So you wanna fly to the United States for a holiday but worry about burning all that fossil fuel? So just plant some trees to offset it.
It used to be quite easy, planting trees, here in Cymru, to the north of Cader Idris, in Once Wet Wales. I started a small tree nursery on our place in 1986, grew and planted over a thousand before I stopped bothering to count. I still plant some every year, not that I've flown; I just like trees.
The main competitor to tree saplings is grass, particularly in shallow soils where grass roots can occupy all the available space, so anything that suppresses the grass, benefits the trees. I used squares of corrugated cardboard from boxes, weighed down with stable muck. I used to renew the cardboard and muck two or three times if I wanted to give the trees a good start.
I also mimicked nature, what I'd observed on the rough patch (Argel) and close-planted, very close-planted, often inter-spacing with soft fruit cuttings. The trees and shrubs form a closed canopy quite early, after three or four years, which shades out the grasses and then there's a real acceleration of growth. You have to take on the role of nature though and be prepared to cull back as they grow, to cull back hard, like nature; of the many thousands of trees that started on the rough patch, only a few hundred made it to maturity.

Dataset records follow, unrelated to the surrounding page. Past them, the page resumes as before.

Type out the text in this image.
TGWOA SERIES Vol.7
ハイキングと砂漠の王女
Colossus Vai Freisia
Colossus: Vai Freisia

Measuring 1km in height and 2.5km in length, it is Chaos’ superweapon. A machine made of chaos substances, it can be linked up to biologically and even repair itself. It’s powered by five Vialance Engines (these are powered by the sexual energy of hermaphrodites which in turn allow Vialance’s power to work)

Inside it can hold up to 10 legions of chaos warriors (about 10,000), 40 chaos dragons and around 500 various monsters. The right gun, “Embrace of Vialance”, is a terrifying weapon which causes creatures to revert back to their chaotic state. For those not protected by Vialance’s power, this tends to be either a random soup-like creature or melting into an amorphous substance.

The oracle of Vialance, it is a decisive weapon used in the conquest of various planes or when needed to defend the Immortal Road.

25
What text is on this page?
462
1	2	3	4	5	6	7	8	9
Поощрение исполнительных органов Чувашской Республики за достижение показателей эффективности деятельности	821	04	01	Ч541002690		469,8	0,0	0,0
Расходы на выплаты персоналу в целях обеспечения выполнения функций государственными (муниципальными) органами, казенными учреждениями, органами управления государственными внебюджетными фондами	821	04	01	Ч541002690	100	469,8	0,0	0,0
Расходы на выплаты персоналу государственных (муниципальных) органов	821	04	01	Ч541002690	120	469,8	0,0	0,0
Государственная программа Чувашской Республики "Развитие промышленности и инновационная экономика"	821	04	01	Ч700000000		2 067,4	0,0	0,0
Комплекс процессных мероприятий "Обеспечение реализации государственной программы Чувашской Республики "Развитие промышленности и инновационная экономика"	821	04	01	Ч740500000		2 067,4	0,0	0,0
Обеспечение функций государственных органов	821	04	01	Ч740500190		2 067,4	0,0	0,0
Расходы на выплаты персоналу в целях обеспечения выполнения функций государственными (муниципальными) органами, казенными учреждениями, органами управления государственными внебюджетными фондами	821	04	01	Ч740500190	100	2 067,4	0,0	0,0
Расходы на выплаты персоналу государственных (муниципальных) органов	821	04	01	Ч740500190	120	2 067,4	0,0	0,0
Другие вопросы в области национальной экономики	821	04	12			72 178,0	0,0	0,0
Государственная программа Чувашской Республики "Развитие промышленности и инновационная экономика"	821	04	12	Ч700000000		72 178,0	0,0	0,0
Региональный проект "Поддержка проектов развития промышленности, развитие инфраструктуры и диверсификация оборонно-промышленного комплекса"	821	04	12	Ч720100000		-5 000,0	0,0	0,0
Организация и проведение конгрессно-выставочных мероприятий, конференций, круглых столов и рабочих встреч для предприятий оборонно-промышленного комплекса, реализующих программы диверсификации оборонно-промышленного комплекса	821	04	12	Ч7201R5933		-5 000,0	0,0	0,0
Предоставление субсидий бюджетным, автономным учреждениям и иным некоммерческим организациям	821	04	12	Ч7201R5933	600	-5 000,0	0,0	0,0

Commercial plantings used squares of plastic and plastic tree tubes, in theory re-usable, thought they were often just left. Even if they were collected when they'd done the job, they would surely bleed micro-plastics continually into the soils. If I went to have a nosey in the tubes to see what had been planted, it wasn't unusual to find moulds or pests had taken up residence in the sheltered micro-climate within.
There's also a tendency to plant larger saplings, in the desire to see rapid change but the smaller the better is usually the case and from seed is probably the ideal. A container grown tree, in effect uprooted and stuck in a fresh hole finds itself in a totally new environment and aspect (which way round is it now in relation to the sun?) is shocked, baffled, stressed.
Natural re-vegetation is best, of course; a seed immediately begins to establish connections with a whole range of overlapping systems and supportive species such as fungi. I remember carefully planting a two foot Rowan sapling from my nursery (that's about 60cms, Euro-buddies), in a hole with a short stake for support and a tree guard and watching it struggle to come to terms with its new environment- it never really did. Meanwhile a bird, probably a blackbird, having recently feasted on local Rowan berries and using the stake as a perch, deposited a neat package of nutrients (poo) which included a seed.
Within three years the Rowan the Blackbird had planted had surpassed my own, (which, non-local as it was, never thrived), and went on to be a fine example of the species that shaded out the other and no doubt provided much feasting for whole families of blackbirds. Lesson learnt. Everything gardens.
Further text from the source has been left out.